Question

Find the locus of the foci of conics which have a common point and a common director circle.

Answer 1

Let the semi-axes of the conic be $(\alpha ,\beta )$
$C$ be the center of the director-circle,
$\sqrt{{\alpha }^2+{\beta }^2}$be its radius and $p$ be the common point.
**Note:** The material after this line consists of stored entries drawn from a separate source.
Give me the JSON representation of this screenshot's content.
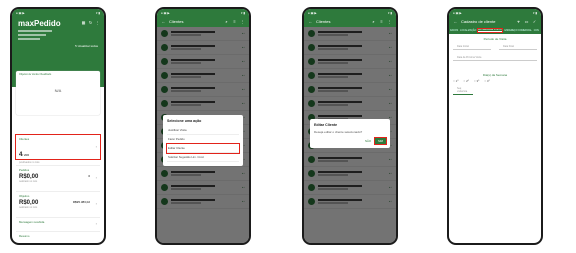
{
  "phone1": {
    "app_name": "maxPedido",
    "summary_label": "Objetivo de Venda / Realizado",
    "na_value": "N/A",
    "refresh_label": "Atualizar todos",
    "cards": [
      {
        "label": "Clientes",
        "value": "4",
        "sub": "/ 206",
        "note": "positivados no mês",
        "highlight": true
      },
      {
        "label": "Pedidos",
        "value": "R$0,00",
        "extra": "0",
        "note": "realizado no mês"
      },
      {
        "label": "Objetivo",
        "value": "R$0,00",
        "extra": "R$95.383,02",
        "note": "realizado no mês"
      },
      {
        "label": "Mensagem recebida",
        "value": "",
        "extra": "",
        "note": ""
      },
      {
        "label": "Resumo",
        "value": "",
        "extra": "",
        "note": ""
      }
    ]
  },
  "phone2": {
    "title": "Clientes",
    "dialog_title": "Selecione uma ação",
    "options": [
      "Justificar Visita",
      "Fazer Pedido",
      "Editar Cliente",
      "Solicitar Sugestão Lim. Créd."
    ],
    "highlight_index": 2,
    "rows": 13
  },
  "phone3": {
    "title": "Clientes",
    "dialog_title": "Editar Cliente",
    "dialog_text": "Deseja editar o cliente selecionado?",
    "no_label": "NÃO",
    "yes_label": "SIM",
    "rows": 13
  },
  "phone4": {
    "title": "Cadastro de cliente",
    "tabs": [
      "DADOS",
      "LOCALIZAÇÃO",
      "ENTREGA/DE VISITAS",
      "ENDEREÇO COMERCIAL",
      "CON"
    ],
    "selected_tab": 2,
    "section1": "Período de Visita",
    "fields": [
      "Data Inicial",
      "Data Final",
      "Data da Próxima Visita"
    ],
    "section2": "Dia(s) da Semana",
    "radio_labels": [
      "1º",
      "2º",
      "3º",
      "4º"
    ],
    "field_last": "Seq visita/rota"
  }
}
Let $s$ and $s^{{}^{\prime }}$ be the foci, then
$sp.s^{{}^{\prime }}p={\alpha }^2+{\beta }^2-c{p}^2$
Take a point $p^{{}^{\prime }}$ on $pc$ produced such that $pc=c{p}^{{}^{\prime }}$; clearly.$s^{{}^{\prime }}p=s{p}^{{}^{\prime }}$. So
$s{p}^{{}^{\prime }}.s^{{}^{\prime }}p={\alpha }^2+{\beta }^2-c{p}^2$ .....(1)
Let the common point be $p(a,o)$.

Clearly $p^{{}^{\prime }}$ is $(-a,o)$ as c is the origin and $p{p}^{{}^{\prime }}$ passes through $c$.
If $(x,y)$ be the co-ordinates of the focus $3$, then by (1), we get
$[{(x+a)}^2+{(y-0)}^2][{(x-a)}^2+{(y-0)}^2]$
$={({\alpha }^2+{\beta }^2-a^2)}^2$
which is the required locus.